LA28 plans ambitious Coliseum makeover, building a track on top of the existing field

There was no way to bring the Olympics back to Los Angeles for a third time without holding track and field at the Coliseum. Not with all those ghosts knocking around.

Babe Didrikson Zaharias competed at the historic stadium during the 1932 Summer Games, winning the javelin and hurdles. Carl Lewis won four golds there in 1984, a competition that also featured the infamous Zola Budd-Mary Decker collision in the 3,000 meters.

But as local organizers devised plans for the 2028 Olympics, they faced a basic dilemma: There wasn’t enough room on the Coliseum floor for, well, a track.

Renovations in the early 1990s added 14 rows of seats at the bottom of the bowl, moving the stands closer for football, shrinking the size of the field. The LA28 organizing committee needed a temporary fix.

The solution will require thousands of columns and metal plates to build a new floor about 11 feet above the current one. Because the bowl slopes away in all directions, this elevated surface will have room to stretch out, covering all those added seats.

For a city that has enough existing world-class venues to host the Games without major construction, the $100-million project represents what LA28 chairman Casey Wasserman calls “the most-expensive and probably complicated thing we actually have to build.”

Not everyone is thrilled about the stadium’s role for 2028. A Coliseum official has expressed disappointment about a proposed opening ceremony that would begin under his renowned peristyle, but shift to the newer, glitzier SoFi Stadium for formal protocols.

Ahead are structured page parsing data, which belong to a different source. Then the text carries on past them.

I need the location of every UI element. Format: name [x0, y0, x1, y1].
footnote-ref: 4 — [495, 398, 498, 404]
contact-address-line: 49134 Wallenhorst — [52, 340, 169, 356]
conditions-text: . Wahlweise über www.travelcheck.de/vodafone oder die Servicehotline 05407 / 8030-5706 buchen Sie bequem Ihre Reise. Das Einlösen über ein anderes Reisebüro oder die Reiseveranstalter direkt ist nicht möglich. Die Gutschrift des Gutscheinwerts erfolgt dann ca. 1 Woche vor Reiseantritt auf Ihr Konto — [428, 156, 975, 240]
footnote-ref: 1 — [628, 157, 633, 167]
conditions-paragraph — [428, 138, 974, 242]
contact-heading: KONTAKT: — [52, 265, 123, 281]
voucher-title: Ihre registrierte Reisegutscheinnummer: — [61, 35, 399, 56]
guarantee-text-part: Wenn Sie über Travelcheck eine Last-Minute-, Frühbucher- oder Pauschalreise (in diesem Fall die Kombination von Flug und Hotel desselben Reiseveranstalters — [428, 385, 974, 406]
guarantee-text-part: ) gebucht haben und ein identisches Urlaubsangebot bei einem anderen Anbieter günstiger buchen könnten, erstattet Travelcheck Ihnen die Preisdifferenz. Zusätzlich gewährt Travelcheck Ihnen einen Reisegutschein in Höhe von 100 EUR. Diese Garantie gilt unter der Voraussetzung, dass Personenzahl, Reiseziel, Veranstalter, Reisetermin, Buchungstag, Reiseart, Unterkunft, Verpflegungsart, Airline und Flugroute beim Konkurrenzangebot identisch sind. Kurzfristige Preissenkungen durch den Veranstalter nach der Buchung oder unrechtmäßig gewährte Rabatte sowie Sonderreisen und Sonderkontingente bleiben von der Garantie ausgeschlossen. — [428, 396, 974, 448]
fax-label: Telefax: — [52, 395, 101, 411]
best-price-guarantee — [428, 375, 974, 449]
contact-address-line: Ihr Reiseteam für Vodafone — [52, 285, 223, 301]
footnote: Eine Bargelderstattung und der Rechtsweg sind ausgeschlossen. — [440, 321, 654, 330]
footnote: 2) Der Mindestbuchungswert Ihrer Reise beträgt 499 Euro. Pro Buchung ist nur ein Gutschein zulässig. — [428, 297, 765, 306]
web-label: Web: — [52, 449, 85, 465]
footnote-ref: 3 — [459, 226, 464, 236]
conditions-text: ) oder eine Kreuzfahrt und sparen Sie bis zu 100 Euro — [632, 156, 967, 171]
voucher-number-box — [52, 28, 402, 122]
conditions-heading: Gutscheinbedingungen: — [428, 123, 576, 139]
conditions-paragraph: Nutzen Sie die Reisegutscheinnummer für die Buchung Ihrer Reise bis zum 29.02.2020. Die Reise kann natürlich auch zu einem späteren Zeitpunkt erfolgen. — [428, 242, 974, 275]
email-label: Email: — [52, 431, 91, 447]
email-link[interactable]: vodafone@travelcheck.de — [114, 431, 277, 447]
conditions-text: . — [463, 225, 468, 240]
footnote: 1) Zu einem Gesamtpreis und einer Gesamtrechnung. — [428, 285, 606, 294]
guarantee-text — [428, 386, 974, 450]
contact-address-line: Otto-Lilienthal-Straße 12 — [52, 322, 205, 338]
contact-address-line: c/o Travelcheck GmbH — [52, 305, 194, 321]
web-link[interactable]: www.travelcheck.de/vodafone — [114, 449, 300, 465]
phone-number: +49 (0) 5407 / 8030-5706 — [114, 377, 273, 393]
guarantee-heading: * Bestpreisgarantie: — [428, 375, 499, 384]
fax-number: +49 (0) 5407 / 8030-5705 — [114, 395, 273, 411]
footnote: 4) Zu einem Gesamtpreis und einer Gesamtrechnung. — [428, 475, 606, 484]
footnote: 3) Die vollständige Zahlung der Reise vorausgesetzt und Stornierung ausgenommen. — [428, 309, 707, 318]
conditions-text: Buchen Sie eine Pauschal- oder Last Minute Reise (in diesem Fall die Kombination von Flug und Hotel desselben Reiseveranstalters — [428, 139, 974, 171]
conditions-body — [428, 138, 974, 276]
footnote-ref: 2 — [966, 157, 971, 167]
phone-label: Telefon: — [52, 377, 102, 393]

“The torch and the parade of nations and the Olympic oath all should take place at the Coliseum,” said George L. Pla, president of the Coliseum Commission.

LA28 executives insist they are committed to showcasing the historic venue at both the Summer Games and the subsequent Paralympics. John Harper, chief operating officer, described it as “a beacon.”

Plans for track competition there began several years ago when organizers researched technology that had been used for European sports events. At the 2014 Commonwealth Games in Glasgow, Scotland, workers installed 6,000 columns and nearly 200,000 tons of steel components to create an elevated field.

To do something similar at the Coliseum, LA28 expects to begin construction as soon as USC plays its last football game of the 2027 season.

Turf and dirt will be scraped away to expose the stadium’s concrete base and adjustable columns will be arranged every 10 or so feet. The work will be laborious if only because the Coliseum has only one access point from outside — the tunnel where Trojan football players run onto the field. Some building materials might have to be lifted over top of the bowl with a giant crane.

“It’s an incredibly complex build in that it’s an incredibly tight space,” said Bill Hanway, executive vice president for AECOM, an infrastructure consulting firm hired to oversee much of LA28’s preparations.

After laying a metal deck across the top of the columns, workers will add almost two feet of gravel and soil to create a stable base. Then comes a synthetic track and a turf infield for events such as discus and javelin.

The space underneath the floor could be used for a warm-up area and the call room, where athletes check-in before competing. LA28 is considering a mechanical platform that would slowly raise athletes to field level for a dramatic entrance before, say, the women’s 100 meters.

“We are incredibly excited about having the Games in Los Angeles,” said Max Siegel, chief executive of USA Track & Field. “Just the innovative thinking that they have.”

Constructing all this during seven or so months — after waiting for football season to end — means the stadium might not be ready for Olympic test events or the U.S. track trials in the early summer of 2028. It means crews will have to work quickly to restore the field for USC’s football home opener in the fall.

“I guess the good thing is we have all our venues in place,” Wasserman said of Southern California’s existing stadiums and arenas. “The flip side of that is, they’re used a lot.”

If spending $100 million on a temporary remodel seems extravagant, LA28 needed a major stadium for track — one of the most-popular Olympic sports — and faced similar challenges with options such as SoFi or the Rose Bowl.

“When you think about the cost compared to a new stadium,” said Hilary Ash, vice president of Games delivery and infrastructure for LA28, “it doesn’t even compare.”

Once the Games begin, organizers won’t waste any time showing off their work: They have decided to flip the usual Olympic schedule, moving the track competition from the back half of the 17-day Games to the very start.

“We have world-class athletics at the Coliseum the first day after the opening ceremony and that hasn’t happened in a long time,” Wasserman said. “I think it’s going to really create a lot of energy.”